穿成反派白月光 !唐光霁的话说完,堂内又是一片寂静。

先前说那些话时, 别看唐光霁一脸镇定, 可他又不是傻子,怎会真当自己三言两语就能平息苏家的怨气。故而说完后, 心下也是虚的。

唐光霁略带忐忑的偷瞟一眼主位上的陆錦珩,见陆錦珩正关注着苏鸾的反应,神色倒算平和。既而唐光霁又将恳挚的视线落在苏鸾身上。

虽说这丫头是苏家最小的一位姑娘, 却也是让他最为忌惮的。

几方静默不语, 许是觉得这气氛有些尴尬,赵大人端起身边桌案上的茶水来轻刮慢饮一番,消磨着时辰。

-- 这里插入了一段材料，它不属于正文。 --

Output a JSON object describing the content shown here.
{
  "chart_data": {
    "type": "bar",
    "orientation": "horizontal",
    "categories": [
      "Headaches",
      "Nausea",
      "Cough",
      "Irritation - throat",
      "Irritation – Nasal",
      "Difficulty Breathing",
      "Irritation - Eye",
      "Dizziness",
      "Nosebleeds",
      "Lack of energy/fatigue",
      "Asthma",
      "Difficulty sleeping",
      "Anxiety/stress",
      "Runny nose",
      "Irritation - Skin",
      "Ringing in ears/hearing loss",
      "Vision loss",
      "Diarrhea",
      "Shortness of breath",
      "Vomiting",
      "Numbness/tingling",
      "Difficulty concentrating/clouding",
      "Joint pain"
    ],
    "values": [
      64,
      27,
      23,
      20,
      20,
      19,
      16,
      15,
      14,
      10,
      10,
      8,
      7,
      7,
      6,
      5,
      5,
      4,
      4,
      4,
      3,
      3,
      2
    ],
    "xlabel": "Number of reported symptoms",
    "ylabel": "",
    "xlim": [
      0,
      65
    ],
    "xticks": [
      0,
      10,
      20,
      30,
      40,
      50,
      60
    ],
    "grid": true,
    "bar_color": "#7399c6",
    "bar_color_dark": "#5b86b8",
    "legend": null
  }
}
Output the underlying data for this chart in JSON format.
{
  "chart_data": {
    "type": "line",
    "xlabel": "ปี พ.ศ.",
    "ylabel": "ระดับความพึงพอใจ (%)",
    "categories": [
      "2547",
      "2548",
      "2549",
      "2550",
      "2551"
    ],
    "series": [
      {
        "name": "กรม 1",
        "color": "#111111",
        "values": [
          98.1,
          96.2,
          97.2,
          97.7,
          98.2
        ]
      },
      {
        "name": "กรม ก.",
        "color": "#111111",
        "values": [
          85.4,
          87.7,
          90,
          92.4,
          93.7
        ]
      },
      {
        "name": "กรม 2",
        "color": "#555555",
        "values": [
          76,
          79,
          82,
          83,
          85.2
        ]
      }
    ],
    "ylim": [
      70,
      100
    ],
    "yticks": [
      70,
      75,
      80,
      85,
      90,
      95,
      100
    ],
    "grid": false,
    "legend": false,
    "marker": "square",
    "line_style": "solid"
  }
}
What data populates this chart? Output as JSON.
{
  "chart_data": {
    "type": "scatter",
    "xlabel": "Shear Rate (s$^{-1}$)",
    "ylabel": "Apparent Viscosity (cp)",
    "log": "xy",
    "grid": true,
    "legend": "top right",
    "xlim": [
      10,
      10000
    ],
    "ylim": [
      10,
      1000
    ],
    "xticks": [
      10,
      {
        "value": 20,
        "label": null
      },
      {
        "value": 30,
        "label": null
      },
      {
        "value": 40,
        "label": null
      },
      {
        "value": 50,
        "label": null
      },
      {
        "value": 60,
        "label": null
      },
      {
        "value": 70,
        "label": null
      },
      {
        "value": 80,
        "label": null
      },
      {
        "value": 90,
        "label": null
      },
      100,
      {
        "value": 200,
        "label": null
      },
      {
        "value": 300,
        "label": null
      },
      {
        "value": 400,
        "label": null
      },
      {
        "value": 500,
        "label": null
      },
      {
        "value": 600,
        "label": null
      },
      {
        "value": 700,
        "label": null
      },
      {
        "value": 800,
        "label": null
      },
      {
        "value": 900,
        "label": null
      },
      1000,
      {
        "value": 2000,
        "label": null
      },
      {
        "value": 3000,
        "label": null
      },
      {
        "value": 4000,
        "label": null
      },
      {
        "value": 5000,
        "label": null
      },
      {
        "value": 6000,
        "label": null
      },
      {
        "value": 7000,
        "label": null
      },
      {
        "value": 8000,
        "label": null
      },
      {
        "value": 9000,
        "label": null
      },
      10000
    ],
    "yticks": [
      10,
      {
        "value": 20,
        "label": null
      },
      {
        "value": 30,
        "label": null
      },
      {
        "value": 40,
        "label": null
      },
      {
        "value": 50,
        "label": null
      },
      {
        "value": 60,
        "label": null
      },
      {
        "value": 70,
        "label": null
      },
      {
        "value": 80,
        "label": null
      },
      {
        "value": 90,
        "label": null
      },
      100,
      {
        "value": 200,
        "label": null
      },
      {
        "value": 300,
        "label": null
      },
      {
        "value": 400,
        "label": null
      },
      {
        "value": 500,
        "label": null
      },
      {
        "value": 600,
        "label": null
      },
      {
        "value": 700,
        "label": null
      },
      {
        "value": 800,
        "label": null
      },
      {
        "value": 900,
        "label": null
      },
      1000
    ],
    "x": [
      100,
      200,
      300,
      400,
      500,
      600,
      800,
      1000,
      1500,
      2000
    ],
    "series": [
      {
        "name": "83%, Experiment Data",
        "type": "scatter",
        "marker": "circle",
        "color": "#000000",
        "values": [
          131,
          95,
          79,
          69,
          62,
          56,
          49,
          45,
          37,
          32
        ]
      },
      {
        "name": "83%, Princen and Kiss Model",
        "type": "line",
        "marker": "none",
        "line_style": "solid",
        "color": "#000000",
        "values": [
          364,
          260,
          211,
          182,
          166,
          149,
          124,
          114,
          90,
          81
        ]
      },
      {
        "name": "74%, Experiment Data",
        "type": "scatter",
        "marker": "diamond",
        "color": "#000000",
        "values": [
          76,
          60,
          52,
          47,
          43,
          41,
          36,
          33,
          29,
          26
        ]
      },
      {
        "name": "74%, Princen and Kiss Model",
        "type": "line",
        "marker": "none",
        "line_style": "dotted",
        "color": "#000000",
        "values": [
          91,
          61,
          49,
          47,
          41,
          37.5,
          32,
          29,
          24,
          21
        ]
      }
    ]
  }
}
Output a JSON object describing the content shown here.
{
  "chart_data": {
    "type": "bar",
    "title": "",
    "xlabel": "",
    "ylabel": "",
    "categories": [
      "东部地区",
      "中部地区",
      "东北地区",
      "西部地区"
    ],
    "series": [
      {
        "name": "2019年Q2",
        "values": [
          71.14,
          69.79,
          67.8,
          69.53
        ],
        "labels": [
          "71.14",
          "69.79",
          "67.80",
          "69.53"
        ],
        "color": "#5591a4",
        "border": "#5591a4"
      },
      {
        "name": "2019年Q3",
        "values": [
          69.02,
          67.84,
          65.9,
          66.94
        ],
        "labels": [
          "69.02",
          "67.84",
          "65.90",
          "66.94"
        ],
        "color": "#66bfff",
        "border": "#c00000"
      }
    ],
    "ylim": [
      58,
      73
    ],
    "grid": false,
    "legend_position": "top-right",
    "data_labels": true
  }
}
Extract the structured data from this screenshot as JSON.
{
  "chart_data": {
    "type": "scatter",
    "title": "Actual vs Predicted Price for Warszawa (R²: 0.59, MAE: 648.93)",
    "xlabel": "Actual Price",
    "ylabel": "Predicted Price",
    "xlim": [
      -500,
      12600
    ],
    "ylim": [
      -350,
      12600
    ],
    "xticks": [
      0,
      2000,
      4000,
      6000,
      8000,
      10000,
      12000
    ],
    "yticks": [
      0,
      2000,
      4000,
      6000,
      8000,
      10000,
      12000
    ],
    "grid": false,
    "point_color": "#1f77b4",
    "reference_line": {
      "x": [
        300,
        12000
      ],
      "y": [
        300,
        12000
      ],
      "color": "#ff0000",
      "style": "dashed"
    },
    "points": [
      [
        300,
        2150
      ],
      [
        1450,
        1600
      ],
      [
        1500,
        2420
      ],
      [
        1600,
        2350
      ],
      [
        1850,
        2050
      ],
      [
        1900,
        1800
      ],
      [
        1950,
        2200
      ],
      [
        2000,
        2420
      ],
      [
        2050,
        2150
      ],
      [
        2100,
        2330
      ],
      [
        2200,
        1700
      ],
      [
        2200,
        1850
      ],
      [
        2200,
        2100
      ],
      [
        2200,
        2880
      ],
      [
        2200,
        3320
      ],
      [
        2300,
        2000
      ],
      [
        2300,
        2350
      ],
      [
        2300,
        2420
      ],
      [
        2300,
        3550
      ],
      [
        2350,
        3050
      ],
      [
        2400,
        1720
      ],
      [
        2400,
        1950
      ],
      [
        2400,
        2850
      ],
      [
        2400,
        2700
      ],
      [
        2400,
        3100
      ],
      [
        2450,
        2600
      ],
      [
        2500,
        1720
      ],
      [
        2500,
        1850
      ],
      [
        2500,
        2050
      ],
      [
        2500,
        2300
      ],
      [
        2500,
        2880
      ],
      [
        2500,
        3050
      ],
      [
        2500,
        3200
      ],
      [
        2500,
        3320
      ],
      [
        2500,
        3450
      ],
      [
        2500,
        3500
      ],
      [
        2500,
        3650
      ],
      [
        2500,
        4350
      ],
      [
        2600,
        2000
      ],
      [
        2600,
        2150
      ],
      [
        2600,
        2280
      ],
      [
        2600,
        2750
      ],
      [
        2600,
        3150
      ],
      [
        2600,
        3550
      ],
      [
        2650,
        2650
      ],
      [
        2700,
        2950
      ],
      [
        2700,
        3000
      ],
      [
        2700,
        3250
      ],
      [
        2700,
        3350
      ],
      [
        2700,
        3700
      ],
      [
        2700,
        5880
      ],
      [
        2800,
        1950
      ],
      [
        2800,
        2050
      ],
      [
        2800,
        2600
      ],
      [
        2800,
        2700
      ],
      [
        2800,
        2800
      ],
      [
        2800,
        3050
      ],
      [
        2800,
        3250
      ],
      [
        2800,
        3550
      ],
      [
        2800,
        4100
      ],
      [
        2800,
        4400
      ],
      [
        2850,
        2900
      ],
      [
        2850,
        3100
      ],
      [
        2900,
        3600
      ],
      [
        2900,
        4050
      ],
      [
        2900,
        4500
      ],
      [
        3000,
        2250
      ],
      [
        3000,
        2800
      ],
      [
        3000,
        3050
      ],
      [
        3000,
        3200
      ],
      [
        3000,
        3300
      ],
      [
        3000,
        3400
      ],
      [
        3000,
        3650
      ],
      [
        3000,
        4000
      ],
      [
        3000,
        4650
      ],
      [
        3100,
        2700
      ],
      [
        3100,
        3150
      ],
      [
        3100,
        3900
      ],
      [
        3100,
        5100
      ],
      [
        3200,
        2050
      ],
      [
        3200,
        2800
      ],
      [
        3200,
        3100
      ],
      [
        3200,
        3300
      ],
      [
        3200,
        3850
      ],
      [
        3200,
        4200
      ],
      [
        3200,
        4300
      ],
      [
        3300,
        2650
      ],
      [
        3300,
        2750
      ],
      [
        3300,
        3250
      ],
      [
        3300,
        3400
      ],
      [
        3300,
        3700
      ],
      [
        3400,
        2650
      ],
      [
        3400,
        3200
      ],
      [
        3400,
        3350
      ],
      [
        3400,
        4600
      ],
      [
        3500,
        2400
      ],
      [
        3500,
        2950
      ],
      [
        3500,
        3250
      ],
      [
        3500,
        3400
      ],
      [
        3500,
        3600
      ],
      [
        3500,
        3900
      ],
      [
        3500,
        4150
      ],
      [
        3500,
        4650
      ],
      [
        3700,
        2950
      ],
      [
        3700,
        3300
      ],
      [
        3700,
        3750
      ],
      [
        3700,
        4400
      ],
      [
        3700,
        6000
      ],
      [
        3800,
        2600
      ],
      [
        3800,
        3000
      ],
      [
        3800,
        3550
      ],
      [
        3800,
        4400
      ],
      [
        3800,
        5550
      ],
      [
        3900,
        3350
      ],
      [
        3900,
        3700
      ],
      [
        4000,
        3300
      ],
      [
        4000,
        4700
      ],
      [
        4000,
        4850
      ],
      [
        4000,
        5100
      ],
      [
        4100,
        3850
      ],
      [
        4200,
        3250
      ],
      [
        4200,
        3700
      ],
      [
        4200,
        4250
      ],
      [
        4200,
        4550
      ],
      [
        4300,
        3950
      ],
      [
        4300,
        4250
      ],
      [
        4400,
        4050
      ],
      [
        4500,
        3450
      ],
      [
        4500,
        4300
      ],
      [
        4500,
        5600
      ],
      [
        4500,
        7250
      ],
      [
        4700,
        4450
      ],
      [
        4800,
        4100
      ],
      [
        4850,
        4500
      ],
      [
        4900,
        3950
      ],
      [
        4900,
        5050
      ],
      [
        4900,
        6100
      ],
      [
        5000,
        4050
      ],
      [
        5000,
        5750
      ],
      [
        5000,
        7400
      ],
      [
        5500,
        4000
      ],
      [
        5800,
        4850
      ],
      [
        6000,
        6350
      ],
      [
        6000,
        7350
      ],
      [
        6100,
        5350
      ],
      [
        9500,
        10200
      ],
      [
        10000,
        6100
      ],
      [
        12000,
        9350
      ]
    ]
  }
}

别看这会儿堂上坐的皆是他的晚辈,可两方皆是与皇室有着纠纠绕绕羁绊的勋贵, 此事又牵扯到家族名誉,岂是他这个人至中年才凭科举入仕, 单枪匹马的京官招惹得起的?

哎。赵大人继续闷头喝茶。

良久后,苏鸾已是暂时沉下心底的那团怒气。并非她不气不计较了,而是她想到一个比破口大骂更有用的法子。

就见苏鸾低头轻叹了声, 眉宇间是凝聚起的愁云。顿了须臾,才道:“唐公子,数年前我们苏家困顿于青州, 日子过的艰困,也搭不起什么像样的嫁妆。你一顶轻罗小轿, 就将我大姐姐接进了别苑, 此后又跟着你一起回了京。跟着你的这两年, 我大姐姐连趟娘家都没脸走。”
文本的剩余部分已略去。